The shunt was followed by cold liquid spreading down his left arm.

‘Watch out, son,’ came a voice behind him.

Wallace turned slowly, registered a big skinhead with an empty pint glass, England football shirt stretched over his gut. Glanced down at his own sleeve, the shirt material darkened, sticking to his arm as beer soaked in. The guy was about six three, seventeen stone, and had two mates. Wallace was three inches shorter, six stone lighter, alone. But he already knew size didn’t matter. And once you took out the loudest one, the others backed down.

‘You spilled my pint,’ the guy smirked at Wallace. Jerked his head towards the bar. ‘Go get me a new one. Boy.’

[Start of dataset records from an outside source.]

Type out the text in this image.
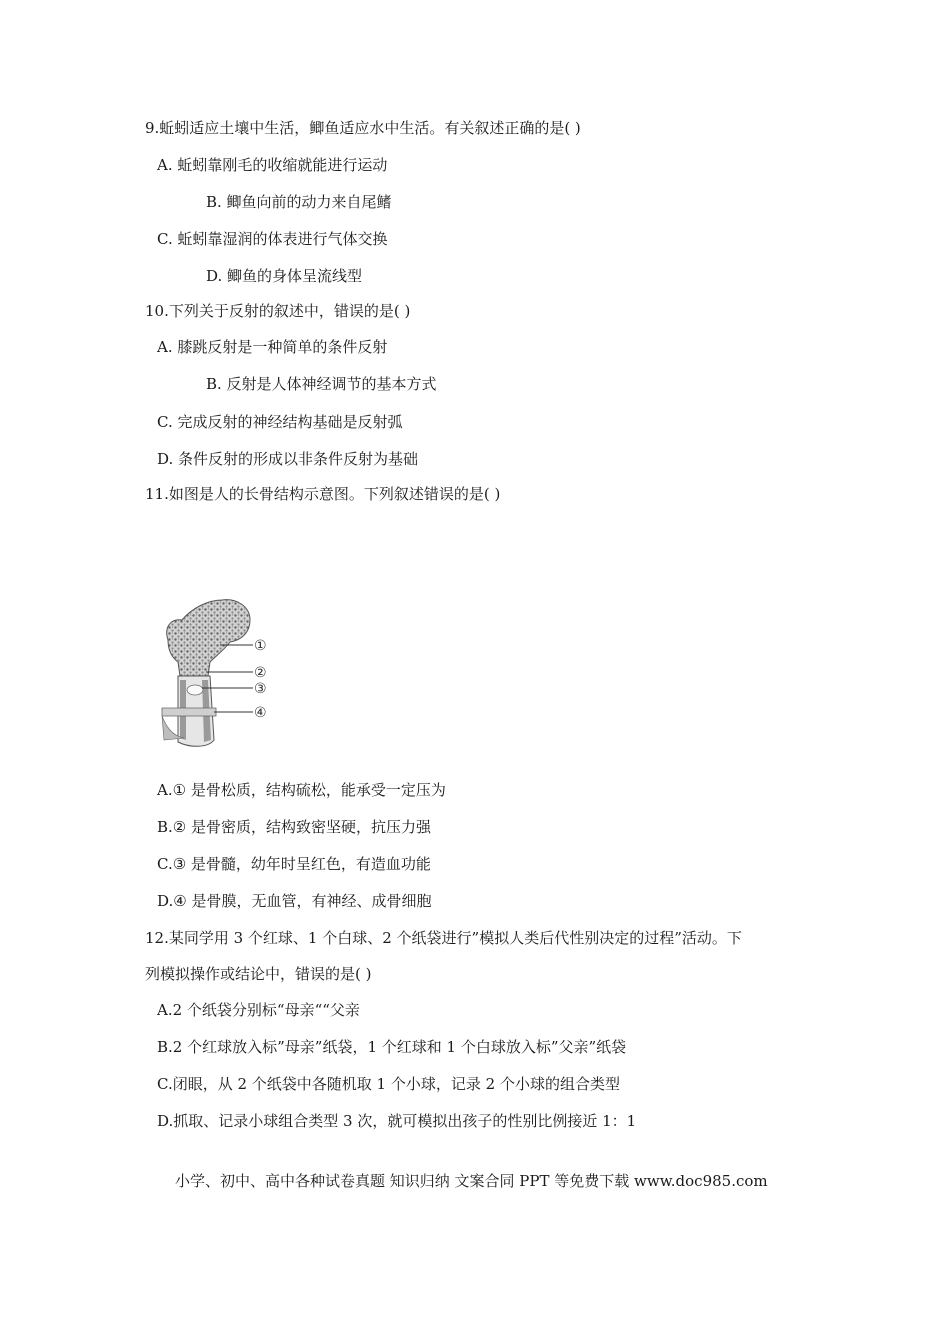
9.蚯蚓适应土壤中生活，鲫鱼适应水中生活。有关叙述正确的是( )
A. 蚯蚓靠刚毛的收缩就能进行运动
B. 鲫鱼向前的动力来自尾鳍
C. 蚯蚓靠湿润的体表进行气体交换
D. 鲫鱼的身体呈流线型
10.下列关于反射的叙述中，错误的是( )
A. 膝跳反射是一种简单的条件反射
B. 反射是人体神经调节的基本方式
C. 完成反射的神经结构基础是反射弧
D. 条件反射的形成以非条件反射为基础
11.如图是人的长骨结构示意图。下列叙述错误的是( )
①
②
③
④
A.① 是骨松质，结构硫松，能承受一定压为
B.② 是骨密质，结构致密坚硬，抗压力强
C.③ 是骨髓，幼年时呈红色，有造血功能
D.④ 是骨膜，无血管，有神经、成骨细胞
12.某同学用 3 个红球、1 个白球、2 个纸袋进行”模拟人类后代性别决定的过程”活动。下
列模拟操作或结论中，错误的是( )
A.2 个纸袋分别标“母亲““父亲
B.2 个红球放入标”母亲”纸袋，1 个红球和 1 个白球放入标”父亲”纸袋
C.闭眼，从 2 个纸袋中各随机取 1 个小球，记录 2 个小球的组合类型
D.抓取、记录小球组合类型 3 次，就可模拟出孩子的性别比例接近 1：1
小学、初中、高中各种试卷真题 知识归纳 文案合同 PPT 等免费下载 www.doc985.com
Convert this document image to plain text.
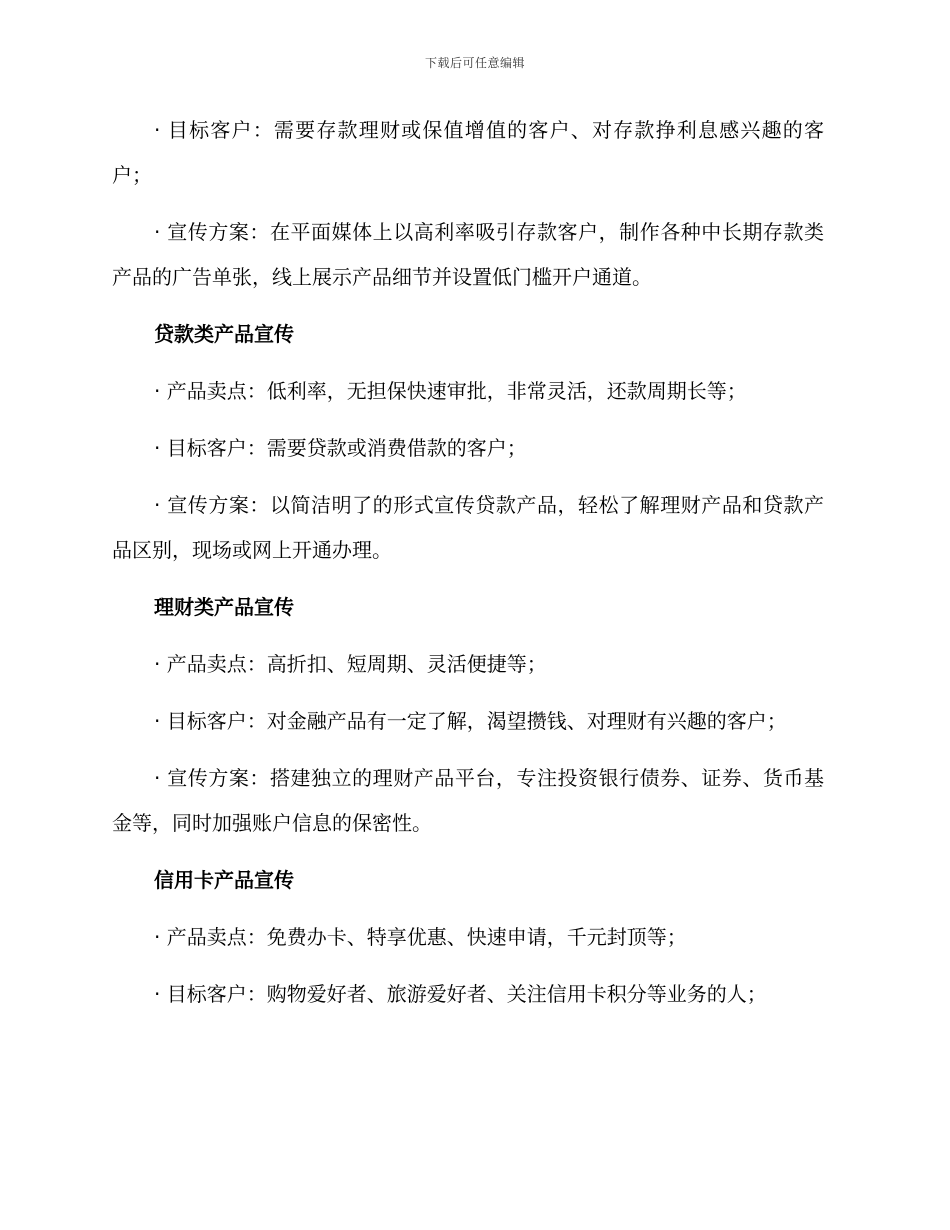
下载后可任意编辑

· 目标客户：需要存款理财或保值增值的客户、对存款挣利息感兴趣的客户；

· 宣传方案：在平面媒体上以高利率吸引存款客户，制作各种中长期存款类产品的广告单张，线上展示产品细节并设置低门槛开户通道。

贷款类产品宣传

· 产品卖点：低利率，无担保快速审批，非常灵活，还款周期长等；

· 目标客户：需要贷款或消费借款的客户；

· 宣传方案：以简洁明了的形式宣传贷款产品，轻松了解理财产品和贷款产品区别，现场或网上开通办理。

理财类产品宣传

· 产品卖点：高折扣、短周期、灵活便捷等；

· 目标客户：对金融产品有一定了解，渴望攒钱、对理财有兴趣的客户；

· 宣传方案：搭建独立的理财产品平台，专注投资银行债券、证券、货币基金等，同时加强账户信息的保密性。

信用卡产品宣传

· 产品卖点：免费办卡、特享优惠、快速申请，千元封顶等；

· 目标客户：购物爱好者、旅游爱好者、关注信用卡积分等业务的人；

That rage grew inside him, ballooning in his torso. Eyes narrowed and jaw set. Wallace’s mum, Leonie, was a pacifist. Said she’d seen enough violence in her life – on the streets of Jungle in West Kingston, Jamaica, where she was raised, then in the ’81 Brixton riots just after she arrived here as a teenager. Strange then that she’d shacked up a decade later with his dad, Craig, the angry soldier. They must’ve bonded at first over feeling like outsiders in London, though he was only from Drumchapel in Glasgow. Craig was a worthless piece of shit, but before he left Darian and his mum for the last time, he’d taught his son one thing. Strike first, surprise them, finish it quick. His mum hated fighting, but if you had to, her advice was the same.

‘Up next tonight, our 9.15 race. In lane one, Bricklayer’s Lad; Morden Electric in two,’ came the announcer’s voice, tinny through the speakers.

Wallace held eye contact, still facing away from the track. Slowed his breathing. Felt in his right pocket.